Dave “Snaker” Ray (August 17, 1943 – November 28, 2002) was an American blues singer and guitarist from St. Paul, Minnesota, United States, who was most notably associated with Spider John Koerner and Tony “Little Sun” Glover in the early Sixties folk revival. Together, the three released albums under the name Koerner, Ray & Glover. They gained notice with their album Blues, Rags and Hollers, originally released by Audiophile in 1963 and re-released by Elektra Records later that year.

Born James David Ray, he was the eldest child of James and Nellie Ray. In this teens, he was inspired by a Segovia concert, and his parents gave him a gut-string guitar. He and his brother Tom took classical guitar lessons for about a year. Ray’s youngest brother, Max, started on the clarinet and then moved on to the saxophone; his mother, Nellie, played the organ well into her eighties. On occasion Tom would play piano and Max saxophone in various iterations of Ray’s local bands. Max Ray went on to have a successful musical career with the Wallets and Gondwana.

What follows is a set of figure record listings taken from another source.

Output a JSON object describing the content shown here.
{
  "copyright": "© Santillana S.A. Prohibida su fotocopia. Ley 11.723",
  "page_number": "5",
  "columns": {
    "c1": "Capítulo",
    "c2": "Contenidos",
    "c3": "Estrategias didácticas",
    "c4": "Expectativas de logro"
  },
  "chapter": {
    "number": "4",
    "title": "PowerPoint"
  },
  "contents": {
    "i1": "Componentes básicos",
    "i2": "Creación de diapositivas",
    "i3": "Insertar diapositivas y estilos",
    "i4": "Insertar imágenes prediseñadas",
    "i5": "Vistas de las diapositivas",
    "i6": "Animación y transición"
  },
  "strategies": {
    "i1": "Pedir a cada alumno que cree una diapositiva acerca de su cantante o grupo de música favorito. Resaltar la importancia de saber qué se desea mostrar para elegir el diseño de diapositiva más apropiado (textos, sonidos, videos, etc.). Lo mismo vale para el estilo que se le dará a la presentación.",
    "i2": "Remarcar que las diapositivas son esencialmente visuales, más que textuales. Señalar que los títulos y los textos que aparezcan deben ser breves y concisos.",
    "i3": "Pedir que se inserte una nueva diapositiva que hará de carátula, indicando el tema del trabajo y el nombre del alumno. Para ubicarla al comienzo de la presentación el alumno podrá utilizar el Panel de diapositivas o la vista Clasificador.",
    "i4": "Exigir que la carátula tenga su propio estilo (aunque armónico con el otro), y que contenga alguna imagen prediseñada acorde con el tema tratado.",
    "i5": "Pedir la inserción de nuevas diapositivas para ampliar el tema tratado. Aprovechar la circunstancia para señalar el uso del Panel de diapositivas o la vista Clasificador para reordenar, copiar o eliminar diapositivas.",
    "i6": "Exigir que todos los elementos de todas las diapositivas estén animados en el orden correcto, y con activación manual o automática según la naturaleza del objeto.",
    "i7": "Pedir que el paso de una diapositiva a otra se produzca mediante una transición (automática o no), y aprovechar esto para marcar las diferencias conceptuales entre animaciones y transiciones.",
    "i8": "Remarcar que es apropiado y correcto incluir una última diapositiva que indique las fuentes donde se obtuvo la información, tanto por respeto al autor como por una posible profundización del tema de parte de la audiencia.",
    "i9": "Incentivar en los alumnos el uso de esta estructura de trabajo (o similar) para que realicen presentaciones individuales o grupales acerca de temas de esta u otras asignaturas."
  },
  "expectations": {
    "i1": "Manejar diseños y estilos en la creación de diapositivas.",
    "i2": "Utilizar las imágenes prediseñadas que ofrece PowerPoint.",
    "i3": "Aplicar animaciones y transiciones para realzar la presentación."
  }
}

In 1967, Ray was in a motorcycle accident and broke his wrist. While in a cast, he relearned to play the guitar with a flat pick. The years from 1963 to 1971 were prolific for Koerner, Ray and Glover. Either solo or in some combination of the trio, they released at least one album a year. The group never rehearsed together or did much at all together. Ray liked to call the group, “Koerner and/or Ray and/or Glover”.